The site, produced in partnership with the Hall of Fame, has four general areas of focus:

  • Who’s Now: Focusing on current Latino players;
  • Who’s Next: Focusing on top prospects here, in the Caribbean and in Central and South America;
  • Our Life: Off-the-Field stuff, including player’s lives, lifestyles and hobbies; and
  • Our Legends: Focusing on Latino baseball history, Hall of Famers and overlooked players.

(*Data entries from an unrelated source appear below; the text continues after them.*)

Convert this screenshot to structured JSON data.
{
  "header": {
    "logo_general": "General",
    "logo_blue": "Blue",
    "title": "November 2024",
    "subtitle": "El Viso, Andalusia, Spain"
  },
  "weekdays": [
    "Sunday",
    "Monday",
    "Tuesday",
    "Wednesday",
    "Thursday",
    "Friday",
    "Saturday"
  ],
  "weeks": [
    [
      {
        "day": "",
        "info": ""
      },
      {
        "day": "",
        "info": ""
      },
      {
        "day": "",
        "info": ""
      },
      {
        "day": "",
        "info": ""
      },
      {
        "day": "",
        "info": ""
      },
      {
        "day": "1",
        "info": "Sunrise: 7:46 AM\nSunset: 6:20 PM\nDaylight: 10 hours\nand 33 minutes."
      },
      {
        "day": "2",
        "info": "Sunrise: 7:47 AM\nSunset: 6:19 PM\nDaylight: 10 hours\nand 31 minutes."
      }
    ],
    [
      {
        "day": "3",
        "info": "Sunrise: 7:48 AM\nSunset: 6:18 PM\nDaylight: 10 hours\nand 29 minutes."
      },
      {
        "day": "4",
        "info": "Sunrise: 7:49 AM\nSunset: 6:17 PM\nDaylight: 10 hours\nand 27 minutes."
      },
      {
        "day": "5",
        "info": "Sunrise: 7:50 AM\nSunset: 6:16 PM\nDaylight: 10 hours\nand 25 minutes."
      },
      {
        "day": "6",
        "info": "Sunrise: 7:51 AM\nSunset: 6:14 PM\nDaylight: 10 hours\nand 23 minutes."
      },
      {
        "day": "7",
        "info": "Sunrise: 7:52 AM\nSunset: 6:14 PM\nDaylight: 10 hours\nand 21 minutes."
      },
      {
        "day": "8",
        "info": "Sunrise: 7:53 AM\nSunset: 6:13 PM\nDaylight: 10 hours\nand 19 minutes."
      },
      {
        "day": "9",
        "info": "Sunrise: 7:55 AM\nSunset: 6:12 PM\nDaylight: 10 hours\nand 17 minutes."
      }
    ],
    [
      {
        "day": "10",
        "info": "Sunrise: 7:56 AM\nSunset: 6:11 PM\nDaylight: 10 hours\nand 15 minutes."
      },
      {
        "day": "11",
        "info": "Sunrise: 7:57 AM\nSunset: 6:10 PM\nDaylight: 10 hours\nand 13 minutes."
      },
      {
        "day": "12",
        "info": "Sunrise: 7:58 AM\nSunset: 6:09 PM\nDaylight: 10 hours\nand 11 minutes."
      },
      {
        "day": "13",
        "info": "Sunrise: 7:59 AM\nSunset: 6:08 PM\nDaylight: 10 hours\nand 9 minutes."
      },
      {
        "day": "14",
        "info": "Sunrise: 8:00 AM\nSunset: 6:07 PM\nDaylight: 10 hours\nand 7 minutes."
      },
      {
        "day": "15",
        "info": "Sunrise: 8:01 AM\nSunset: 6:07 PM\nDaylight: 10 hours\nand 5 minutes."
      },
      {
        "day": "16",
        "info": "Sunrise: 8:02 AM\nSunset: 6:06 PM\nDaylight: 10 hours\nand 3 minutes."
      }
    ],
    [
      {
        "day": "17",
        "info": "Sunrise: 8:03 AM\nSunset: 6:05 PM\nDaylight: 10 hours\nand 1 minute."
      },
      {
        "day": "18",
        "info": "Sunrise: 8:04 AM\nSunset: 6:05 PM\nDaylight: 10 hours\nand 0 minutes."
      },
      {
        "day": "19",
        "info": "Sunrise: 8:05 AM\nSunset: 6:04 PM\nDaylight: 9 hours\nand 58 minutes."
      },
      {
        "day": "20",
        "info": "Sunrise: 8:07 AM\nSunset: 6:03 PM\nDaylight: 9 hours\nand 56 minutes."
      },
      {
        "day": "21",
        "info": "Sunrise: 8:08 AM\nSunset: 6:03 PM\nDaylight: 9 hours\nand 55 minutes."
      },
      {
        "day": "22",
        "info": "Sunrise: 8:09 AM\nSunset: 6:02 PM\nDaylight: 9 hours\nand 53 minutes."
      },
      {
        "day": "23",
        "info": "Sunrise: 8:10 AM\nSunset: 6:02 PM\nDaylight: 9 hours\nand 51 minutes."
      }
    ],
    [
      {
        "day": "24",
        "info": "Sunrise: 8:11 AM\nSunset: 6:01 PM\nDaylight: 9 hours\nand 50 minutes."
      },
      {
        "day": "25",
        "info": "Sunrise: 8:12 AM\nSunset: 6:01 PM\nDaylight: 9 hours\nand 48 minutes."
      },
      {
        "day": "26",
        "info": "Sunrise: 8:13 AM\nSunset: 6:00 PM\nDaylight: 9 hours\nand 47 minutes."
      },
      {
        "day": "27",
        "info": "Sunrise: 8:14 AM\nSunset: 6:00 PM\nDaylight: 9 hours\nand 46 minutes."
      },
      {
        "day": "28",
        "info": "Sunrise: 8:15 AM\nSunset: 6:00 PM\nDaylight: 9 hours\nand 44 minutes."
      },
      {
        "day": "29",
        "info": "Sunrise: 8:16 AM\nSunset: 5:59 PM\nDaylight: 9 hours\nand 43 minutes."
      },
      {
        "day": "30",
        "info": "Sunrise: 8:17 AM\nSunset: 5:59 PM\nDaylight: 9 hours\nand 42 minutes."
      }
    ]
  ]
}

As the site has just launched there aren’t yet a ton of stories up there, but there is one about Roberto Clemente, another about Felix Hernandez and some other stuff.

The site is much-needed. Baseball reporters for American outlets are overwhelmingly white, non-Spanish speakers. Reporters, who, generally, gravitate to the players who are the most like they are. Which is understandable on some level. When you’re writing stories about people you need to be able to communicate with them and relate to them on more than a mere perfunctory level. As such, no matter how good the intentions of baseball media, we tend to see the clubhouse and the culture of baseball from a distinctly American perspective. And we tend to paint Latino players with a broad, broad brush.

La Vida Baseball will, hopefully, remedy all of that and will, hopefully, give us a fresh and insightful depiction Latino players and their culture.